Technology not the panacea for education
A very interesting article on the value of technology in the classroom.
Educators have been trying to improve schools with every technology we've ever invented, beginning with Thomas Edison's promise, in 1912, to create "100 percent efficiency" in the classroom through the medium of "the motion picture." Since personal computers and the Internet first arrived in classrooms, in the early 1990s, schools have spent approximately $100 billion on technology. Throughout this campaign, educators and the technology industry have been searching madly for solid evidence of whether the computers were boosting achievement. So little has been found that this data has become education's WMD.It seems that many educators and lawmakers feel that cutting edge technology will save our school system. The future employers, however, are looking for something much more basic.

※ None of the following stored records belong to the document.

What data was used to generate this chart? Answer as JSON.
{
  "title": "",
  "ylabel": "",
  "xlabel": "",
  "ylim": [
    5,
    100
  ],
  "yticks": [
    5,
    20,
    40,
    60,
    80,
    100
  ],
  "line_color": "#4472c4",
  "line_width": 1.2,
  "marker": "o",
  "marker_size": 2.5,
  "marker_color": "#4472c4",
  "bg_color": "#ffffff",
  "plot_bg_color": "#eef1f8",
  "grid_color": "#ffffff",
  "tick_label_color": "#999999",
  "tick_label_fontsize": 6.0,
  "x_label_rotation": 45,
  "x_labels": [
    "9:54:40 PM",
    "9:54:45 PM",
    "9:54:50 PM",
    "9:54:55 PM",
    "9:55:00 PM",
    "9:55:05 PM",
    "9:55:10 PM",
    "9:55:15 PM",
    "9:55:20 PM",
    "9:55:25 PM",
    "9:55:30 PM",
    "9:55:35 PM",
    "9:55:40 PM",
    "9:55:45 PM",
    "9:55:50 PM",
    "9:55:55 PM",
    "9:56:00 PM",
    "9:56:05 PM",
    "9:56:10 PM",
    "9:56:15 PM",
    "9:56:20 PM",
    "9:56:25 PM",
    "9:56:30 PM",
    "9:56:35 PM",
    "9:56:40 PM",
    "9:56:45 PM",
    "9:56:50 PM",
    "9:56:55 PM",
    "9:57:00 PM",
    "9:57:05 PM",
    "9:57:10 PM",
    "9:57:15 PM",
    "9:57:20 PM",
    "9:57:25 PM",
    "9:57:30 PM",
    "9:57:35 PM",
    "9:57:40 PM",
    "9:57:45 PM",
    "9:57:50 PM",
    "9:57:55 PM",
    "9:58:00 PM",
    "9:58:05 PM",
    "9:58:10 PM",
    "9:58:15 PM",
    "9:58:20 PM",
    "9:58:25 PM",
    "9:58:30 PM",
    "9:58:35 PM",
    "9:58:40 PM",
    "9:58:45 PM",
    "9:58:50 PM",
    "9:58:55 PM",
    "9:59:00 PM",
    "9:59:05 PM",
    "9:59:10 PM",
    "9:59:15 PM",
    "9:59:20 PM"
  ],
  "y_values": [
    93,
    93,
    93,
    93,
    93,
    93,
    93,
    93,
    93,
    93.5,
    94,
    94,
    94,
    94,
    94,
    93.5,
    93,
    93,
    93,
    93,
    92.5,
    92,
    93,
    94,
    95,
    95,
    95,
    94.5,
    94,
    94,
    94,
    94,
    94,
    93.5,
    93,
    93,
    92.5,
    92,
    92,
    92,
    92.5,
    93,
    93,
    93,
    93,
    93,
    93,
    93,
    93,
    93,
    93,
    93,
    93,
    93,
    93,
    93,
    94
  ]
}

First, the wiser captains of industry have never asked schools to emphasize "technology skills." What they prefer, and are in fact dying for to better compete in a global economy, are graduates with skills in areas that increasingly get neglected: writing and reasoning; reliable work habits; the capacity for concentration and face-to-face communication; a sense of history, cultural anthropology, and - for jobs in the technology sector in particular - higher math and science. "Want to get a job using information technology to solve problems?," a report from the Information Technology Association of America, once asked. "Know something about the problems that need to be solved."Technology is just a tool. It cannot completely replace a rigorous, well rounded education.